Question

$100{\text{ }}mL$ solution of ferric alum, $\;F{e_2}{\left( {S{O_4}} \right)_3}.\left( {N{H_4}} \right)S{O_4}.24{H_2}O$ (molecular weight= $964{\text{ }}g/mol$) containing $2.41{\text{ }}g$ of salt was boiled with $Fe$ when the reaction, $Fe{\text{ }} + {\text{ }}F{e_2}{\left( {S{O_4}} \right)_3}\, \to \;\;3FeS{O_4}$ , takes place. The unreacted iron was filtered off and the solutions was titrated with $\dfrac{M}{{60}}{\text{ }}{K_2}C{r_2}{O_7}$ in acidic medium.
Moles of $FeS{O_4}$ formed when $Cu$ reacts with $F{e_2}{\left( {S{O_4}} \right)_3}$ is:
$A.\,0.0075$
$B.\,0.005$
$C.\,0.001$
$D.\,0.002$

Answer 1

Ferric ammonium sulfate or ammonium iron (III)sulfate or ferric alum is a double salt in the class of alums. The ferric alum consists of compounds with the general formula $AB{(S{O_4})_2}\,.\,\,12{\text{ }}{H_2}O$ . It has the appearance of faint purple octahedral crystals. There have been discussions regarding the origin of the colour of crystals, with some attributing it to impurities in the compound, and others claiming that it is a property of the crystal itself. FAS is paramagnetic, acidic and toxic to microorganisms. It is a weak oxidant, capable of being reduced to Mohr's salt, ferrous ammonium sulfate.

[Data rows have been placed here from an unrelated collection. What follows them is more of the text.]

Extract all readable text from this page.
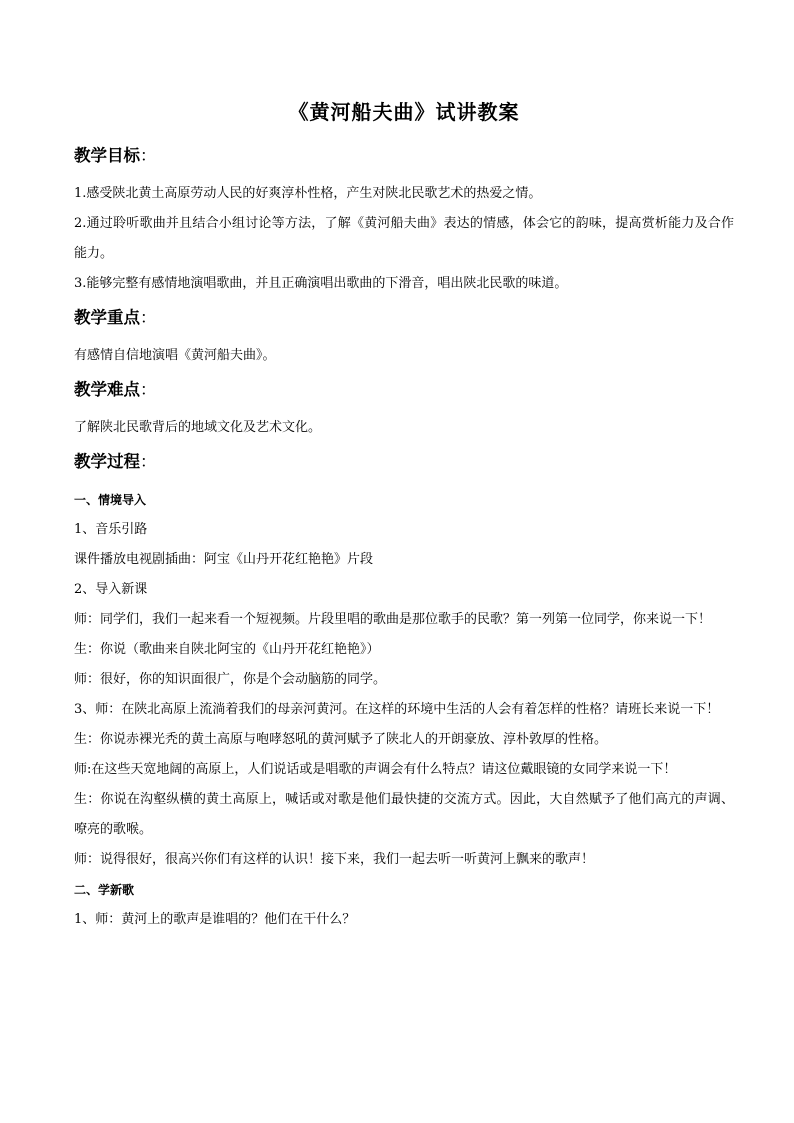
《黄河船夫曲》试讲教案
教学目标：

1.感受陕北黄土高原劳动人民的好爽淳朴性格，产生对陕北民歌艺术的热爱之情。

2.通过聆听歌曲并且结合小组讨论等方法，了解《黄河船夫曲》表达的情感，体会它的韵味，提高赏析能力及合作能力。

3.能够完整有感情地演唱歌曲，并且正确演唱出歌曲的下滑音，唱出陕北民歌的味道。

教学重点：

有感情自信地演唱《黄河船夫曲》。

教学难点：

了解陕北民歌背后的地域文化及艺术文化。

教学过程：

一、情境导入

1、音乐引路

课件播放电视剧插曲：阿宝《山丹开花红艳艳》片段

2、导入新课

师：同学们，我们一起来看一个短视频。片段里唱的歌曲是那位歌手的民歌？第一列第一位同学，你来说一下！

生：你说（歌曲来自陕北阿宝的《山丹开花红艳艳》）

师：很好，你的知识面很广，你是个会动脑筋的同学。

3、师：在陕北高原上流淌着我们的母亲河黄河。在这样的环境中生活的人会有着怎样的性格？请班长来说一下！

生：你说赤裸光秃的黄土高原与咆哮怒吼的黄河赋予了陕北人的开朗豪放、淳朴敦厚的性格。

师:在这些天宽地阔的高原上，人们说话或是唱歌的声调会有什么特点？请这位戴眼镜的女同学来说一下！

生：你说在沟壑纵横的黄土高原上，喊话或对歌是他们最快捷的交流方式。因此，大自然赋予了他们高亢的声调、嘹亮的歌喉。

师：说得很好，很高兴你们有这样的认识！接下来，我们一起去听一听黄河上飘来的歌声！

二、学新歌

1、师：黄河上的歌声是谁唱的？他们在干什么？
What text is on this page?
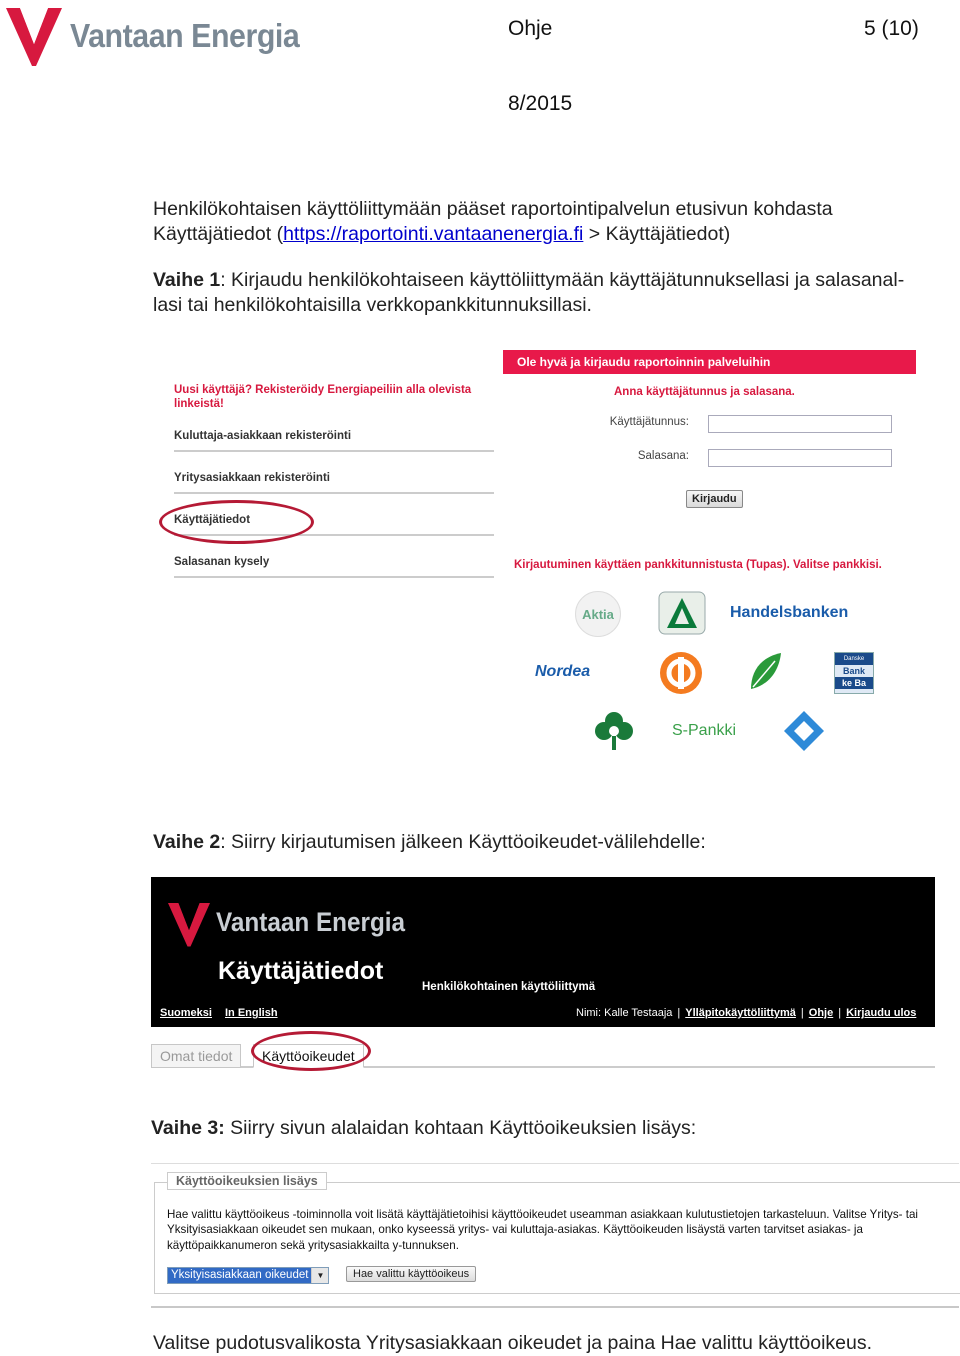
Vantaan Energia	Ohje	5 (10)
8/2015
Henkilökohtaisen käyttöliittymään pääset raportointipalvelun etusivun kohdasta
Käyttäjätiedot (https://raportointi.vantaanenergia.fi > Käyttäjätiedot)
Vaihe 1: Kirjaudu henkilökohtaiseen käyttöliittymään käyttäjätunnuksellasi ja salasanal-
lasi tai henkilökohtaisilla verkkopankkitunnuksillasi.
Ole hyvä ja kirjaudu raportoinnin palveluihin
Uusi käyttäjä? Rekisteröidy Energiapeiliin alla olevista
linkeistä!
Kuluttaja-asiakkaan rekisteröinti
Yritysasiakkaan rekisteröinti
Käyttäjätiedot
Salasanan kysely
Anna käyttäjätunnus ja salasana.
Käyttäjätunnus:
Salasana:
Kirjaudu
Kirjautuminen käyttäen pankkitunnistusta (Tupas). Valitse pankkisi.
Aktia	Handelsbanken
Nordea
Danske
Bank
ke Ba
S-Pankki
Vaihe 2: Siirry kirjautumisen jälkeen Käyttöoikeudet-välilehdelle:
Vantaan Energia
Käyttäjätiedot
Henkilökohtainen käyttöliittymä
Suomeksi In English	Nimi: Kalle Testaaja | Ylläpitokäyttöliittymä | Ohje | Kirjaudu ulos
Omat tiedot	Käyttöoikeudet
Vaihe 3: Siirry sivun alalaidan kohtaan Käyttöoikeuksien lisäys:
Käyttöoikeuksien lisäys
Hae valittu käyttöoikeus -toiminnolla voit lisätä käyttäjätietoihisi käyttöoikeudet useamman asiakkaan kulutustietojen tarkasteluun. Valitse Yritys- tai
Yksityisasiakkaan oikeudet sen mukaan, onko kyseessä yritys- vai kuluttaja-asiakas. Käyttöoikeuden lisäystä varten tarvitset asiakas- ja
käyttöpaikkanumeron sekä yritysasiakkailta y-tunnuksen.
Yksityisasiakkaan oikeudet	▼	Hae valittu käyttöoikeus
Valitse pudotusvalikosta Yritysasiakkaan oikeudet ja paina Hae valittu käyttöoikeus.
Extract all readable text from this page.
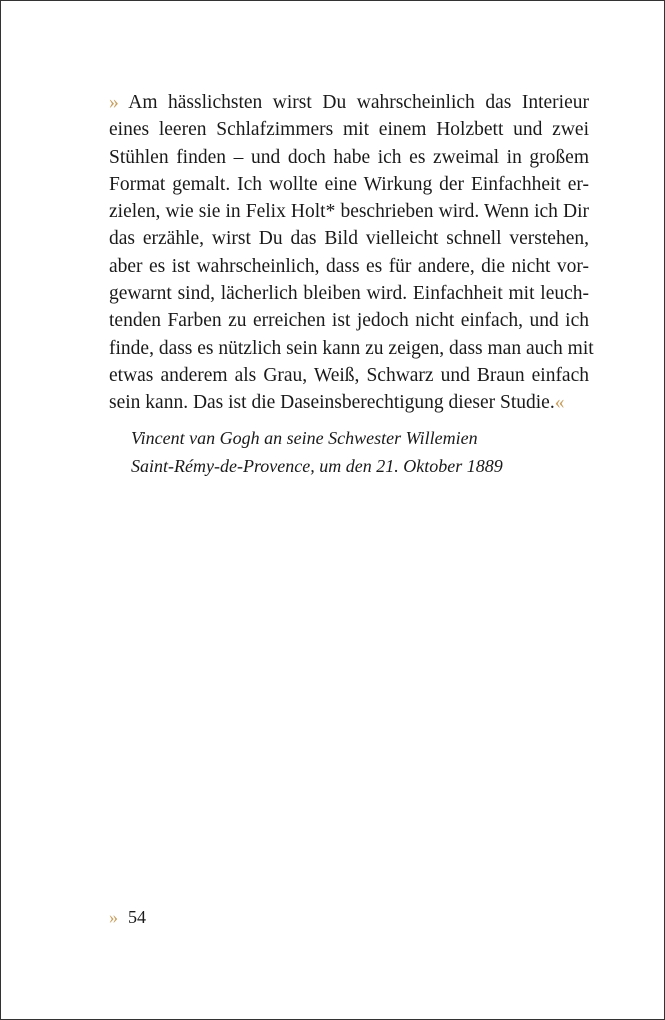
» Am hässlichsten wirst Du wahrscheinlich das Interieur
eines leeren Schlafzimmers mit einem Holzbett und zwei
Stühlen finden – und doch habe ich es zweimal in großem
Format gemalt. Ich wollte eine Wirkung der Einfachheit er-
zielen, wie sie in Felix Holt* beschrieben wird. Wenn ich Dir
das erzähle, wirst Du das Bild vielleicht schnell verstehen,
aber es ist wahrscheinlich, dass es für andere, die nicht vor-
gewarnt sind, lächerlich bleiben wird. Einfachheit mit leuch-
tenden Farben zu erreichen ist jedoch nicht einfach, und ich
finde, dass es nützlich sein kann zu zeigen, dass man auch mit
etwas anderem als Grau, Weiß, Schwarz und Braun einfach
sein kann. Das ist die Daseinsberechtigung dieser Studie.«
Vincent van Gogh an seine Schwester Willemien
Saint-Rémy-de-Provence, um den 21. Oktober 1889
» 54
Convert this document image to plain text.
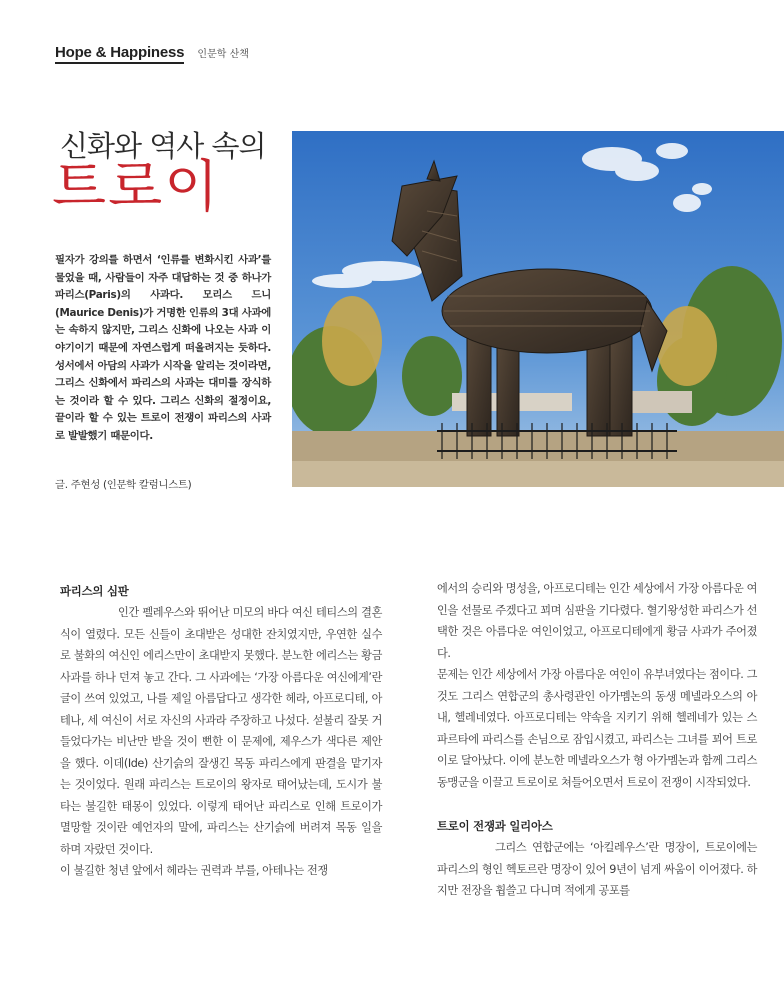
Hope & Happiness 인문학 산책
신화와 역사 속의
트로이
필자가 강의를 하면서 ‘인류를 변화시킨 사과’를 물었을 때, 사람들이 자주 대답하는 것 중 하나가 파리스(Paris)의 사과다. 모리스 드니(Maurice Denis)가 거명한 인류의 3대 사과에는 속하지 않지만, 그리스 신화에 나오는 사과 이야기이기 때문에 자연스럽게 떠올려지는 듯하다. 성서에서 아담의 사과가 시작을 알리는 것이라면, 그리스 신화에서 파리스의 사과는 대미를 장식하는 것이라 할 수 있다. 그리스 신화의 절정이요, 끝이라 할 수 있는 트로이 전쟁이 파리스의 사과로 발발했기 때문이다.
글. 주현성 (인문학 칼럼니스트)
파리스의 심판

인간 펠레우스와 뛰어난 미모의 바다 여신 테티스의 결혼식이 열렸다. 모든 신들이 초대받은 성대한 잔치였지만, 우연한 실수로 불화의 여신인 에리스만이 초대받지 못했다. 분노한 에리스는 황금사과를 하나 던져 놓고 간다. 그 사과에는 ‘가장 아름다운 여신에게’란 글이 쓰여 있었고, 나를 제일 아름답다고 생각한 헤라, 아프로디테, 아테나, 세 여신이 서로 자신의 사과라 주장하고 나섰다. 섣불리 잘못 거들었다가는 비난만 받을 것이 뻔한 이 문제에, 제우스가 색다른 제안을 했다. 이데(Ide) 산기슭의 잘생긴 목동 파리스에게 판결을 맡기자는 것이었다. 원래 파리스는 트로이의 왕자로 태어났는데, 도시가 불타는 불길한 태몽이 있었다. 이렇게 태어난 파리스로 인해 트로이가 멸망할 것이란 예언자의 말에, 파리스는 산기슭에 버려져 목동 일을 하며 자랐던 것이다.

이 불길한 청년 앞에서 헤라는 권력과 부를, 아테나는 전쟁

에서의 승리와 명성을, 아프로디테는 인간 세상에서 가장 아름다운 여인을 선물로 주겠다고 꾀며 심판을 기다렸다. 혈기왕성한 파리스가 선택한 것은 아름다운 여인이었고, 아프로디테에게 황금 사과가 주어졌다.

문제는 인간 세상에서 가장 아름다운 여인이 유부녀였다는 점이다. 그것도 그리스 연합군의 총사령관인 아가멤논의 동생 메넬라오스의 아내, 헬레네였다. 아프로디테는 약속을 지키기 위해 헬레네가 있는 스파르타에 파리스를 손님으로 잠입시켰고, 파리스는 그녀를 꾀어 트로이로 달아났다. 이에 분노한 메넬라오스가 형 아가멤논과 함께 그리스 동맹군을 이끌고 트로이로 쳐들어오면서 트로이 전쟁이 시작되었다.

트로이 전쟁과 일리아스

그리스 연합군에는 ‘아킬레우스’란 명장이, 트로이에는 파리스의 형인 헥토르란 명장이 있어 9년이 넘게 싸움이 이어졌다. 하지만 전장을 휩쓸고 다니며 적에게 공포를
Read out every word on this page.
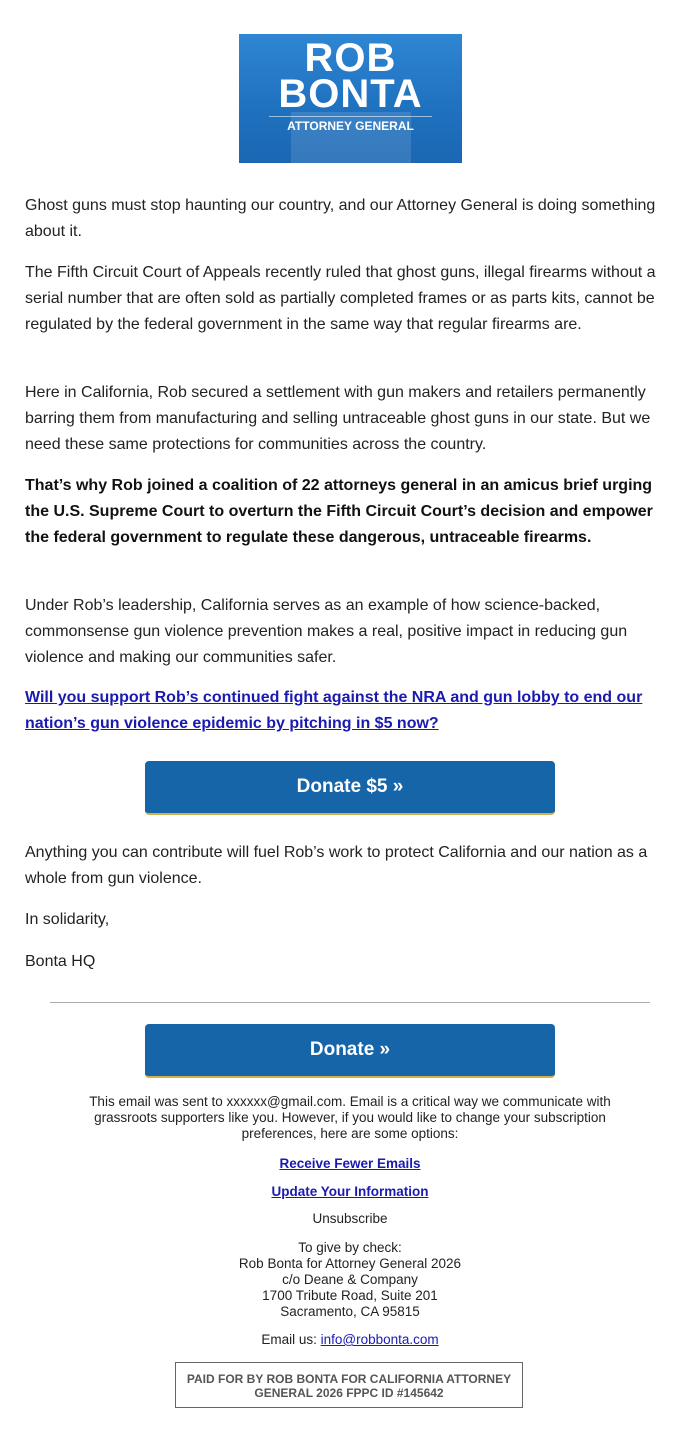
ROB
BONTA
ATTORNEY GENERAL

Ghost guns must stop haunting our country, and our Attorney General is doing something about it.

The Fifth Circuit Court of Appeals recently ruled that ghost guns, illegal firearms without a serial number that are often sold as partially completed frames or as parts kits, cannot be regulated by the federal government in the same way that regular firearms are.

Here in California, Rob secured a settlement with gun makers and retailers permanently barring them from manufacturing and selling untraceable ghost guns in our state. But we need these same protections for communities across the country.

That’s why Rob joined a coalition of 22 attorneys general in an amicus brief urging the U.S. Supreme Court to overturn the Fifth Circuit Court’s decision and empower the federal government to regulate these dangerous, untraceable firearms.

Under Rob’s leadership, California serves as an example of how science-backed, commonsense gun violence prevention makes a real, positive impact in reducing gun violence and making our communities safer.

Will you support Rob’s continued fight against the NRA and gun lobby to end our nation’s gun violence epidemic by pitching in $5 now?
Donate $5 »

Anything you can contribute will fuel Rob’s work to protect California and our nation as a whole from gun violence.

In solidarity,

Bonta HQ

Donate »
This email was sent to xxxxxx@gmail.com. Email is a critical way we communicate with grassroots supporters like you. However, if you would like to change your subscription preferences, here are some options:
Receive Fewer Emails
Update Your Information
Unsubscribe
To give by check:
Rob Bonta for Attorney General 2026
c/o Deane & Company
1700 Tribute Road, Suite 201
Sacramento, CA 95815
Email us: info@robbonta.com
PAID FOR BY ROB BONTA FOR CALIFORNIA ATTORNEY GENERAL 2026 FPPC ID #145642
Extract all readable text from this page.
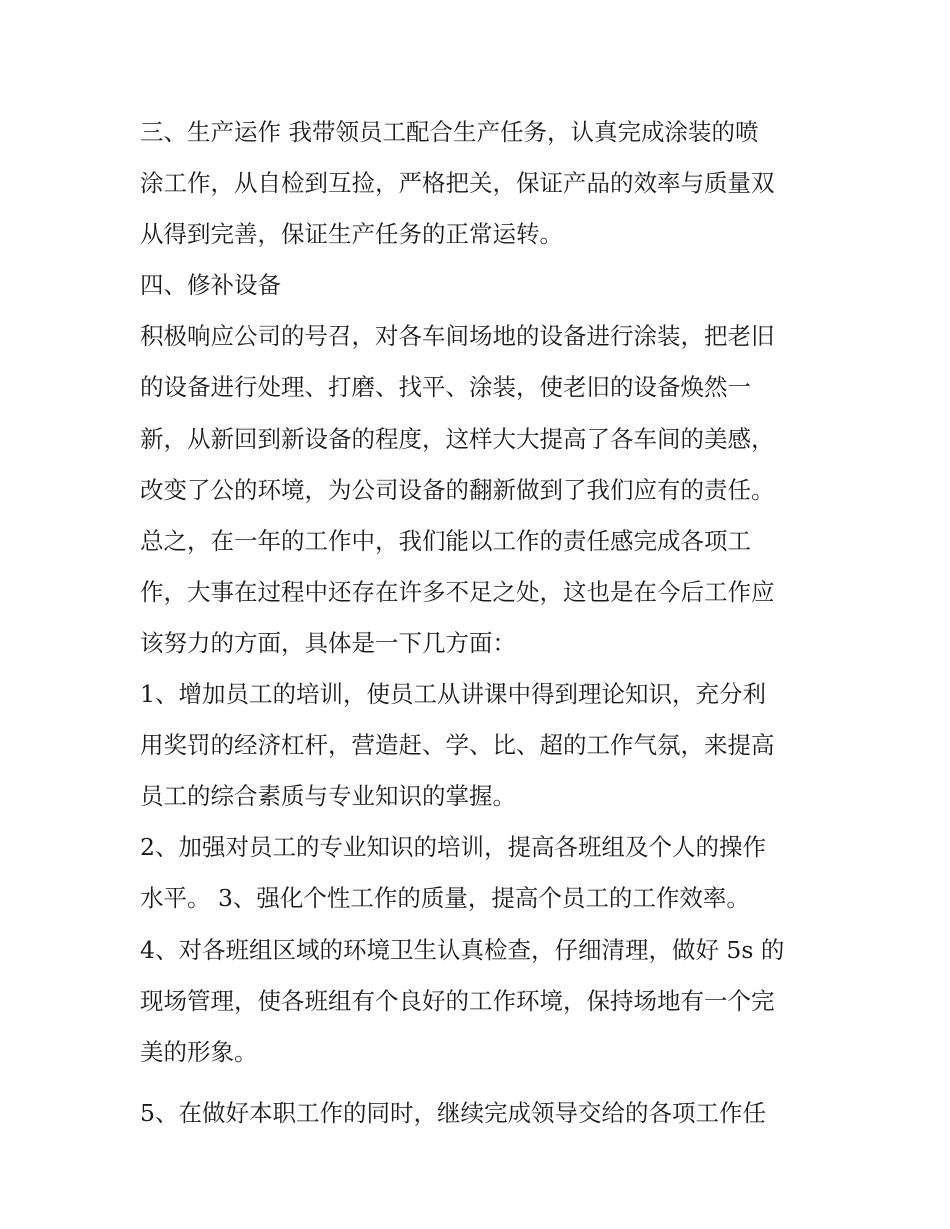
三、生产运作 我带领员工配合生产任务，认真完成涂装的喷
涂工作，从自检到互捡，严格把关，保证产品的效率与质量双
从得到完善，保证生产任务的正常运转。
四、修补设备
积极响应公司的号召，对各车间场地的设备进行涂装，把老旧
的设备进行处理、打磨、找平、涂装，使老旧的设备焕然一
新，从新回到新设备的程度，这样大大提高了各车间的美感，
改变了公的环境，为公司设备的翻新做到了我们应有的责任。
总之，在一年的工作中，我们能以工作的责任感完成各项工
作，大事在过程中还存在许多不足之处，这也是在今后工作应
该努力的方面，具体是一下几方面：
1、增加员工的培训，使员工从讲课中得到理论知识，充分利
用奖罚的经济杠杆，营造赶、学、比、超的工作气氛，来提高
员工的综合素质与专业知识的掌握。
2、加强对员工的专业知识的培训，提高各班组及个人的操作
水平。 3、强化个性工作的质量，提高个员工的工作效率。
4、对各班组区域的环境卫生认真检查，仔细清理，做好 5s 的
现场管理，使各班组有个良好的工作环境，保持场地有一个完
美的形象。
5、在做好本职工作的同时，继续完成领导交给的各项工作任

Complete step-by-step answer:
$Fe{\text{ }} + {\text{ }}F{e_2}{\left( {S{O_4}} \right)_3}\, \to \;\;3FeS{O_4}$
From this equation we can able to notice that one mole of ferric sulfate ( $F{e_2}{\left( {S{O_4}} \right)_3}\,$ ) gives the three moles of ferrous sulfate ( $FeS{O_4}$ ).
Therefore,
$\;1\,mole\,\,of\,F{e_2}{\left( {S{O_4}} \right)_3}\,\, = \,3\,moles\,of\,FeS{O_4}$
So, the one mole of ferric ammonium sulfate (ferric alum) will be equal to one mole of ferric sulfate; Therefore,
$1\,mole\,of\,\;F{e_2}{\left( {S{O_4}} \right)_3}.\left( {N{H_4}} \right)S{O_4}.24{H_2}O\,\, = \,\,1\,mole\,\,of\,F{e_2}{\left( {S{O_4}} \right)_3}\,$
To calculate the number of moles;
The given mass of the compound is divided by its molecular mass, so that the number of moles can be obtained.
Let’s use the equation;
Number of moles, $n\, = \,\dfrac{{mass}}{{molecular\,mass}}$
The given mass of ferric ammonium sulfate (ferric alum) ( $\;F{e_2}{\left( {S{O_4}} \right)_3}.\left( {N{H_4}} \right)S{O_4}.24{H_2}O$ )=$2.41{\text{ }}g$
The molecular mass of ferric ammonium sulfate (ferric alum) ( $\;F{e_2}{\left( {S{O_4}} \right)_3}.\left( {N{H_4}} \right)S{O_4}.24{H_2}O$ ) = $964{\text{ }}g/mol$
Substitute the values in above equation,
$n\, = \,\dfrac{{2.41{\text{ }}g}}{{964\,g/mol}}$
So, the number of moles will be;
$n\, = \,0.0025$
Or else;
We can write as given in below;
$\dfrac{{2.41{\text{ }}g}}{{964\,g/mol}}$ mol of ferric alum = $\dfrac{{2.41{\text{ }}g}}{{964\,g/mol}}$ mol of $F{e_2}{\left( {S{O_4}} \right)_3}\,$
So, to calculate the number of moles for $FeS{O_4}$ , we need to multiply by $3$;
Therefore,
$= \,\dfrac{{3\, \times \,2.41{\text{ }}g}}{{964\,g/mol}}$
So, the answer we obtain is;
$= \,0.0075$ mol of $FeS{O_4}$

So, the correct answer is $A.\,0.0075$ .

Note: A mole is a unit measurement for the amount of substance in the international system of units i.e., SI unit. A mole of a particle or a mole of a substance is defined as $6.02214076 \times {10^{23}}$ of a chemical unit, that can be ions, atoms, molecules, etc. Originally it was defined as the number of atoms in $12{\text{ }}g$ of carbon-12.